Je débouchai sur le boulevard voisin – et fus aussitôt interpellée par un jeune assis par terre qui faisait la manche. Je n’avais encore jamais vu de sans-domicile à cet endroit et ce jeune ne semblait pas être du quartier. De plus, il me regardait avec une sorte de gaieté fraternelle. Je ressentis comme un hiatus intérieur, puis une sensation chaotique, comme si mes mécanismes de pensée se télescopaient, s’enrayaient mais voulaient continuer à tourner. D’un air effaré je répondis au jeune par un salut… et poursuivis sur ma lancée. Avec un sentiment d’incohérence et de malaise. La traduction m’en vint : ce que j’avais décidé quelques minutes plus tôt avait primé sur la réalité. De saisissement je m’immobilisai. Qu’allais-je faire ? Revenir sur mes pas et remettre au jeune le billet ? Ma montre m’en dissuada. Au retour, me promis-je. Pourtant, je revins sur mes pas. Mon rendez-vous attendrait – le vrai rendez-vous, je venais de le comprendre, était là-bas, à l’angle du boulevard.
Lorsque j’y arrivai, l’homme n’était plus là. J’avais raté le test… Donner trop, pas assez ? Que m’importait ? Je n’avais pas à discuter les lois de l’invisible. C’était à ce jeune que devait aller ce billet ! Je rebroussai chemin – à pas lents, avec le sentiment d’avoir failli. Par mes atermoiements j’avais chargé de pesanteur l’instant où l’action juste était attendue. Quelqu’un avait perdu, laissé le billet sur le trottoir, il me revenait de le transmettre à celui à qui il était destiné… Un signe, une énergie – l’amour peut-être – devait passer par moi et j’avais été le maillon défaillant. Il m’était demandé bien moins que ce que j’avais planifié – seulement de faire un geste simple, léger, joyeux – accordé sur la vie – ici même, à l’instant.

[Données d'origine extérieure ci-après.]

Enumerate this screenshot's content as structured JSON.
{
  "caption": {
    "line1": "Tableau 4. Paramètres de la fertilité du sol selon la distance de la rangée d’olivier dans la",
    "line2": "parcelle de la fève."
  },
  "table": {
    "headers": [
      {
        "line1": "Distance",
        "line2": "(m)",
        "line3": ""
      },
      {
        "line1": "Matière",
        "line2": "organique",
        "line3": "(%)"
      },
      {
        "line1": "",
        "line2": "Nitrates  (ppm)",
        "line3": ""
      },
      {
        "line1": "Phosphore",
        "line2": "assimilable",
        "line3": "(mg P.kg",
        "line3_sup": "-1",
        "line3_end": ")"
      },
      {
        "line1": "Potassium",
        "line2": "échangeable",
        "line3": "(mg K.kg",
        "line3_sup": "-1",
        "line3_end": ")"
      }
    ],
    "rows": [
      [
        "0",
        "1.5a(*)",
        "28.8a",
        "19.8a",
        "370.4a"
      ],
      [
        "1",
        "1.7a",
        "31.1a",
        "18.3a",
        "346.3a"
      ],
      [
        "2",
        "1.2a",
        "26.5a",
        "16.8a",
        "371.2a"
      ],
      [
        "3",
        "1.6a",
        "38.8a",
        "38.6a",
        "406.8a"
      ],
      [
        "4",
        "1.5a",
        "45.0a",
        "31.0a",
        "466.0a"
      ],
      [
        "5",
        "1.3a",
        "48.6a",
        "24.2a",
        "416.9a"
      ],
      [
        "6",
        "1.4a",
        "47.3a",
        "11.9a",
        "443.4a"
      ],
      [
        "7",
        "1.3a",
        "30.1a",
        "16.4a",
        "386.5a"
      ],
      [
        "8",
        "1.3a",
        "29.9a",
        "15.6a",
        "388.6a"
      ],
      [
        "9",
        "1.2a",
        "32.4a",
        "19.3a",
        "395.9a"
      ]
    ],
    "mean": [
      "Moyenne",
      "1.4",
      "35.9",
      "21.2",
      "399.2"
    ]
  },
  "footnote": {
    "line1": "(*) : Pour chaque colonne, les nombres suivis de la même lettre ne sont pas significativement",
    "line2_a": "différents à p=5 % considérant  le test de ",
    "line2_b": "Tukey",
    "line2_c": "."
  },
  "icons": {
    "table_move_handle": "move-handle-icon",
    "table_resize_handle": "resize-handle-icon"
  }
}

J’ai souvent l’impression que des événements ténus, décelables au regard attentif, nous interrogent, nous offrent de participer au mouvement de la vie. Un petit geste, un geste de tous les jours peut-il changer quelque chose à la marche du monde ? Pour moi, cela ne fait aucun doute : les petites choses nous disent si nous avons compris les grandes.